Sat deep in Selhurst Park’s main stand, look above you and you see the graceful ironwork skeleton of one of Archibald Leitch’s lesser known works, now dressed and disguised in the makeshift refurb of corrugated roofing, make-do-and-mend extensions and blue plastic seats. Beneath your feet the wooden floor is still there, dampening the footsteps of those creeping in late, making their way bent and apologetic towards their seats. Architecturally it’s undeniably ugly now but sat low and dark in this South London bowl, surrounded by unkempt terraces of London stock brick it’s everything a football stand should be: drawing 13 thousand pairs of eyes on this low-key Wednesday night cup tie inexorably towards an open gleaming rectangle of grass.

In the narrow technical areas by the side of the pitch stand the managers in symmetry. Pardew, hands stuffed in suit pockets, is all tension and anxiety. Brisk encouraging hand-claps, anguished glances over his shoulder at his assistant John Carver. A Palace old boy under pressure, he stiffly, briefly acknowledges a sympathetic old chant in his direction from the home fans. Later on when Newcastle are reduced to ten men, the red carded player walks off seeking the reassurance of support from his manager. Pardew can’t bear to look at him. Warnock meanwhile, to his right, stands forever one foot forward yet slumped like a some worn teddy bear in oversized leisure wear. His body straightening only to howl calibrated indignation at perceived injustice, to jab a frantic finger at space unoccupied.

On the pitch, understudies being given their chance, maybe their only chance. Just go out and express yourself son. Fresh faces nod sincerely at the urging of their boss’s boss, endeavour to do better. Every touch affects the players confidence, the misplaced pass slumps young shoulders, the clever turn or through pass pushes the chin up and the chest out. Just go out and express yourself son. Confidence rises and falls, the game swings back and forth. It’s the League Cup and the crowd is patient and supportive. We’re all playing Football Manager tonight, trying to spot the raw kid with potential, the under-appreciated reserve deserving of his first team spot.

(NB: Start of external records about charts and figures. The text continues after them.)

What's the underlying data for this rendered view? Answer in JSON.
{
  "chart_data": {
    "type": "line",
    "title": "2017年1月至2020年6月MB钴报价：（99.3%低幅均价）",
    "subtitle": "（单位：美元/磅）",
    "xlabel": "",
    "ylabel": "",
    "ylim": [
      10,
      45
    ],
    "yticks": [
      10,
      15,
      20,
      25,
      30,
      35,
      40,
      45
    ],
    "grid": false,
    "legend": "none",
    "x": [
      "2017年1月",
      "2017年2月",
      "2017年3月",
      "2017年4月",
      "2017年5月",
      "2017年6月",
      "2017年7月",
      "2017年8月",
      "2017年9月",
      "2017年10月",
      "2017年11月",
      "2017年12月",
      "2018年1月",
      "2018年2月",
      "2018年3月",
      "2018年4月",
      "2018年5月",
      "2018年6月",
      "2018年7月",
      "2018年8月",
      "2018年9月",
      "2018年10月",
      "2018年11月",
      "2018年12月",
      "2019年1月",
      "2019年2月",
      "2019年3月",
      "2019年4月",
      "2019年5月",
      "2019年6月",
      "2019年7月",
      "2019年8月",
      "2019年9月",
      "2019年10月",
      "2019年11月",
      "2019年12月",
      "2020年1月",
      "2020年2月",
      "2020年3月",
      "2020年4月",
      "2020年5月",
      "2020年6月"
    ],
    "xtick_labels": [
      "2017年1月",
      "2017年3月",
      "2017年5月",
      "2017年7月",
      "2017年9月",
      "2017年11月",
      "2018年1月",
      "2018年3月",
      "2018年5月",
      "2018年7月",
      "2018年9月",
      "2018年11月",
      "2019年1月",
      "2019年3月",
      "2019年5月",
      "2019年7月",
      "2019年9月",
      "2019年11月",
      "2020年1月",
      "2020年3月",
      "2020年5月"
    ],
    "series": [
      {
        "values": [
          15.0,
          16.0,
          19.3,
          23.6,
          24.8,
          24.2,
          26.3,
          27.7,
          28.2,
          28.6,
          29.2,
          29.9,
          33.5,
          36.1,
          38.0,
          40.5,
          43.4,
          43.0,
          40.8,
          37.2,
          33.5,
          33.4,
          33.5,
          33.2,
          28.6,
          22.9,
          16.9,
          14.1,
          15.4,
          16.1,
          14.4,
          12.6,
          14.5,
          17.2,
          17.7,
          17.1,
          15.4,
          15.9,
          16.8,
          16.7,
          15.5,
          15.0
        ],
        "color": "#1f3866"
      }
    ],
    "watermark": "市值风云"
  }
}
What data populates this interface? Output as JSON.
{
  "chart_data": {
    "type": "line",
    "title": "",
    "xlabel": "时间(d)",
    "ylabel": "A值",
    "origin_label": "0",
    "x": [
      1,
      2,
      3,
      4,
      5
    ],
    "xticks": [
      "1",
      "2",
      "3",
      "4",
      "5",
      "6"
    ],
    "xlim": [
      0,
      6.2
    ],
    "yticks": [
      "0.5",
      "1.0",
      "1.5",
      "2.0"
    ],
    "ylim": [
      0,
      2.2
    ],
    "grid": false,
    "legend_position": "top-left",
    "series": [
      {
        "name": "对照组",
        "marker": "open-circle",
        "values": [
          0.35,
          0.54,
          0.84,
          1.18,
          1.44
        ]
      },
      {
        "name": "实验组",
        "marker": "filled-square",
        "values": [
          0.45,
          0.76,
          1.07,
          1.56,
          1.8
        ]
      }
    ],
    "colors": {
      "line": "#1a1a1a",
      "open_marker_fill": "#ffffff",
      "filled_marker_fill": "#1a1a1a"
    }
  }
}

Johnson, the returning Palace darling, back after eight long years away, older, slower, wiser now, is practically hugged onto the pitch by an indulgent crowd. But it’s not enough. Palace succumb in extra time in a game that stayed competitive for 120 minutes. Leaving the pitch, hands clapping above their heads, mirroring the supporters, I look on wondering how many of the unfamiliar faces we saw tonight we’ll see again, when the pressure’s on and the stakes are high.